There are many similarities between Guatemalan and Mexican cuisine. Most meals are served with corn tortillas and Guatemalan nachos and enchiladas, different to those served in Mexico though equally as tasty and very inexpensive. Kak’ik is a very tasty, traditional Mayan turkey soup with spices and chilli peppers.
As with most Latin American countries, rice and beans form a staple in the Guatemalan diet. In the highlands, where the weather is a little colder, a thick stew consisting of meat and vegetables, called pepian, is a popular dish. Tostadas and tamales - cornmeal pockets filled with meats, cheese and vegetables, make popular snacks and are sold from street vendors. You'll also find shucos - Latin American-style hot dogs - sold on street corners. Pork and beef sausages are sandwiched in a light and airy bread and then grilled.
In tourist areas there are usually numerous international restaurants and cafes so it is not unusual to eat food from Italy, China, Japan or France whilst in Guatemala as the national cuisine can become a little monotonous. Whilst on the go, chicarrones makes a great snack and consists of small pieces of fried pork rind.

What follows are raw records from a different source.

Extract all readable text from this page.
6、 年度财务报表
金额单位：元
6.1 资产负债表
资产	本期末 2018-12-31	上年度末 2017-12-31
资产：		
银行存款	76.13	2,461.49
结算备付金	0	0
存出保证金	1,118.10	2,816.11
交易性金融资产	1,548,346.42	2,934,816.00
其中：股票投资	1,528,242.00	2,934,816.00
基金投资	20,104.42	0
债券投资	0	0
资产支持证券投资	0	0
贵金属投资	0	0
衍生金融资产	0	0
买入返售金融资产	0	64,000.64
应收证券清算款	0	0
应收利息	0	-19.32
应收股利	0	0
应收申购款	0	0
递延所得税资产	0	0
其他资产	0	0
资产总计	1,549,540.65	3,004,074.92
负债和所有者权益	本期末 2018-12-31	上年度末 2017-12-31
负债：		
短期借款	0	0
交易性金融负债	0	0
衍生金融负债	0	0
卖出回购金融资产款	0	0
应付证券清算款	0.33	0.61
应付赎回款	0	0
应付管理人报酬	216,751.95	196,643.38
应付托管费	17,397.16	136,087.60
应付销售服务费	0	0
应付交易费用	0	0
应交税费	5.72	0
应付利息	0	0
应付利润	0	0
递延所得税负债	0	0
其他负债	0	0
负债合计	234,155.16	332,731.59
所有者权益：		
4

Safe eating while travelling in Guatemala
Generally, people have very few problems with food in Guatemala. In traveller hotspots there are usually numerous restaurants, which will have good quality food and high hygiene standards. Off the beaten track you are more likely to eat in traditional Guatemalan comedores, local eateries serving cheap food. The standard of hygiene is normally fine but exercise a sensible amount of caution especially when eating fish and meat. Street vendors, again, are safe but avoid anything that looks like it has been sitting there for a while.